Netflix – dlaczego cały czas do niego wracam?

W ostatnim czasie popularnym stało się krytykować giganta streamingowego jakim jest Netflix.

Zewsząd spływają informację o spadku popularności platformy, o kolejnych jakościowo słabych produkcjach, czy nawet o wprowadzeniu tańszego planu abonenckiego z reklamami. Nie będzie na wyrost stwierdzenie, że krytyka Netflixa jest po prostu popularna, a nawet ich filmy, seriale są często „recenzowane” przez niedzielnego widza na podstawie poglądów dotyczących szeroko omawianej poprawności politycznej. Świetnym tego przykładem są pojawiające się komentarze wokół zbyt dużej ilości wątków LGBTQIA+ w ostatnim hicie The Sandman pomimo tego, że sam autor oryginału od początku przedstawiał taką wizję ekranizacji. Dodatkowo trzeba przyznać, że faktycznie platforma nie wydaje takich hitów jak na początku swojej działalności, a większość wysokobudżetowych produkcji trzeba traktować jako rozczarowanie. Pierwsze co przychodzi mi na myśl to The Gray Man  z Ryanem Goslingiem czy Człowiek z Toronto z Kevinem Hartem, a można by było spokojnie wymieniać dalej.
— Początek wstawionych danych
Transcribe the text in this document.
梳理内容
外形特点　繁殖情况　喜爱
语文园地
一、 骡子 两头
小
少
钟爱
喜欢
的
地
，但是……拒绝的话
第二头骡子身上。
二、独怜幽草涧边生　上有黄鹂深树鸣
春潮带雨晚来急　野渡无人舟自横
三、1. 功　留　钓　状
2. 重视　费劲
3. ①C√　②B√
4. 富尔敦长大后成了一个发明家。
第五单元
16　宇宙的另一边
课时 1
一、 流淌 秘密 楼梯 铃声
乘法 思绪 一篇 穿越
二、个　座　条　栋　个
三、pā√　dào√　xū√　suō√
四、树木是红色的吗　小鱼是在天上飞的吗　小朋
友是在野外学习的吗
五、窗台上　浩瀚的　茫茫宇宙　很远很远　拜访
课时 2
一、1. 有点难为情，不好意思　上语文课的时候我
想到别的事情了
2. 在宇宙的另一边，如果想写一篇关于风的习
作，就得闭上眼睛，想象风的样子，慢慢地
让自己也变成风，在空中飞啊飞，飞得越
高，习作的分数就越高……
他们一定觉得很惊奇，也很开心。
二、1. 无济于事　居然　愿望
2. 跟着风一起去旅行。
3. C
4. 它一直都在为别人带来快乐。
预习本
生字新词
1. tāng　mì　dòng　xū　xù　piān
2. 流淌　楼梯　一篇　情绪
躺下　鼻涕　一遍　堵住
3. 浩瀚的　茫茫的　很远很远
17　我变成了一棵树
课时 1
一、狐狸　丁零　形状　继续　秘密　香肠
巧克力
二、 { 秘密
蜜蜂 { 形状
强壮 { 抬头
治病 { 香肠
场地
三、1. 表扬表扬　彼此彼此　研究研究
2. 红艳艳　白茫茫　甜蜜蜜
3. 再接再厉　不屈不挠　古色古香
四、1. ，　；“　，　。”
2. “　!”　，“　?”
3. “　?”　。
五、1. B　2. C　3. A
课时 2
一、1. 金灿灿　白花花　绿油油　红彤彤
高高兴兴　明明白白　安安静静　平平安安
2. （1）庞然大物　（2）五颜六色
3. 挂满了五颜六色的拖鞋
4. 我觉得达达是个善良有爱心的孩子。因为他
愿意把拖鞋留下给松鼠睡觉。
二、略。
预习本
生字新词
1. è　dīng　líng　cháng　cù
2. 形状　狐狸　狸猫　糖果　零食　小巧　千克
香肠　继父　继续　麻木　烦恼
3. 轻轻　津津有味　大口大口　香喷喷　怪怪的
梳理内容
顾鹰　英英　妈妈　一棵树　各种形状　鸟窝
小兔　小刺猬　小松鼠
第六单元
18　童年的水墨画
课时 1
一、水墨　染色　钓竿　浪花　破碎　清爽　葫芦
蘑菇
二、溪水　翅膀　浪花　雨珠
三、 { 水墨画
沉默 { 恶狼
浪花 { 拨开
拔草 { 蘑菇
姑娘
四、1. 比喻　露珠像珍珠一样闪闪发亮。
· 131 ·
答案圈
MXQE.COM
Zobacz również: Najlepsze seriale Netflixa

Nasuwa się pytanie – Czy nadal jest to powód do takiej krytyki platformy czy do anulowania subskrypcji? Moim zdaniem NIE. Podkreślam, że nie zamierzam tutaj bronić Netflixa, ponieważ jak przyznałem wcześniej produkcje filmowe czy serialowe spod znaku czerwonego „N” nie prezentują już takiej jakości co kiedyś, ale sam się łapie na tym, że pomimo posiadania subskrypcji Disney + i HBO Max to Netflix nadal jest moją platformą domyślną i mam zamiar pokazać wam czemu.
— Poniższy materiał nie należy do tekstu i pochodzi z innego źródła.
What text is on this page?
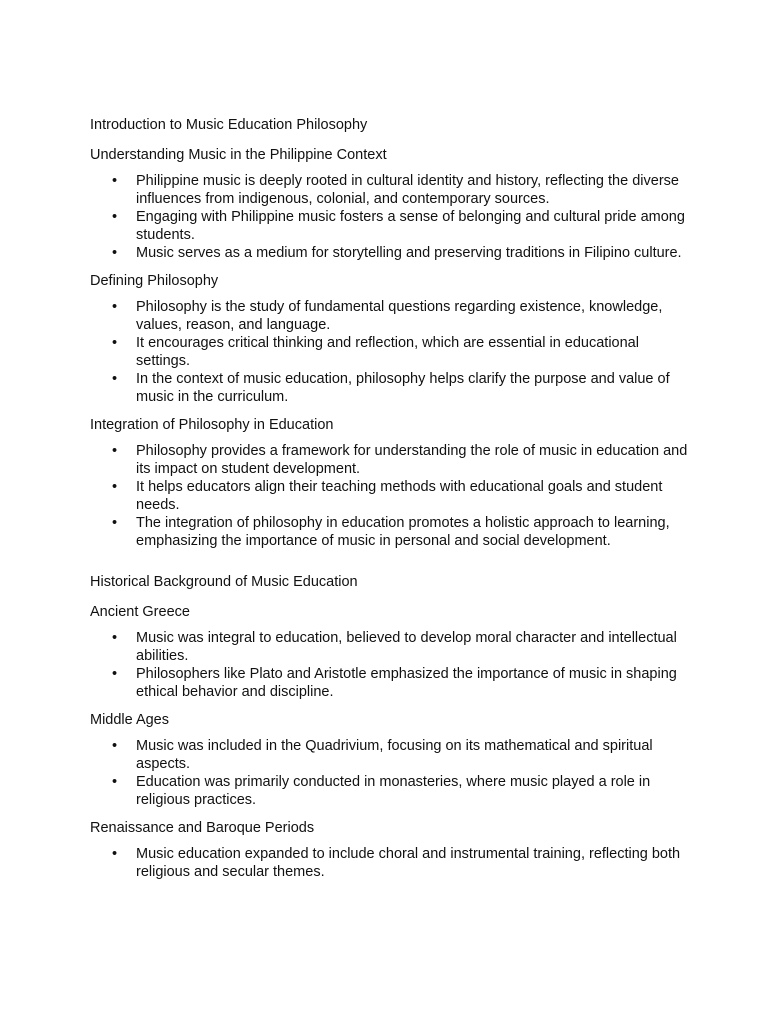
Introduction to Music Education Philosophy

Understanding Music in the Philippine Context

• Philippine music is deeply rooted in cultural identity and history, reflecting the diverse influences from indigenous, colonial, and contemporary sources.
• Engaging with Philippine music fosters a sense of belonging and cultural pride among students.
• Music serves as a medium for storytelling and preserving traditions in Filipino culture.

Defining Philosophy

• Philosophy is the study of fundamental questions regarding existence, knowledge, values, reason, and language.
• It encourages critical thinking and reflection, which are essential in educational settings.
• In the context of music education, philosophy helps clarify the purpose and value of music in the curriculum.

Integration of Philosophy in Education

• Philosophy provides a framework for understanding the role of music in education and its impact on student development.
• It helps educators align their teaching methods with educational goals and student needs.
• The integration of philosophy in education promotes a holistic approach to learning, emphasizing the importance of music in personal and social development.

Historical Background of Music Education

Ancient Greece

• Music was integral to education, believed to develop moral character and intellectual abilities.
• Philosophers like Plato and Aristotle emphasized the importance of music in shaping ethical behavior and discipline.

Middle Ages

• Music was included in the Quadrivium, focusing on its mathematical and spiritual aspects.
• Education was primarily conducted in monasteries, where music played a role in religious practices.

Renaissance and Baroque Periods

• Music education expanded to include choral and instrumental training, reflecting both religious and secular themes.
Zaczniemy od tego jaką możliwość daje Netflix, o której nie wszyscy wiedzą. Możemy powiększyć swoją bibliotekę w łatwy sposób, ponieważ wystarczy zmienić język domyślny swojego profilu z polskiego na angielski i od razu przed nami pojawiają się nowe propozycje, które nie mają tłumaczenia na język polski. Większość „niespodzianek” stanowią produkcje azjatyckie, lecz można też znaleźć małe perełki anglojęzyczne. Dla mnie takim przykładem jest serial Kim’s Convience – kanadyjski serial komediowy o koreańskiej rodzinie w Toronto, który poczuciem humoru mocno przypomina Modern Family, a smaczkiem dla marvelo- maniaków będzie fakt, że występuje tu Simu Liu, czyli Shang-Chi. Za przykład filmowy niech posłuży mi koreańska seria filmowa fantasy Along with the Gods, gdzie ukazana jest droga duszy w zaświatach do reinkarnacji. Powiększając swoją bibliotekę w ten sposób nie dopuścimy do wrażenia, że większość filmów dostępnych jest do siebie podobna tylko twarze się zmieniają (mam tak w przypadku Gray Man i Project Adam).

Zobacz również: Poprawność polityczna właśnie osiągnęła następny level

Nigdy nie ukrywałem, że kocham anime. Miłość się zaczęła od Dragon Balla, lecz na jakiś czas przygasła, aż Fullmetal Alchemist: Brotherhood sprawił, że anime jest nieodłącznym elementem mojego życia. Faktem jest, że w Polsce tak naprawdę oprócz nielegalnych źródeł to Netflix posiada największą bibliotekę anime. Jest jeszcze Crunchyroll, ale akurat ta platforma nie oferuje polskiego tłumaczenia tylko angielskie, francuskie, hiszpańskie i włoskie.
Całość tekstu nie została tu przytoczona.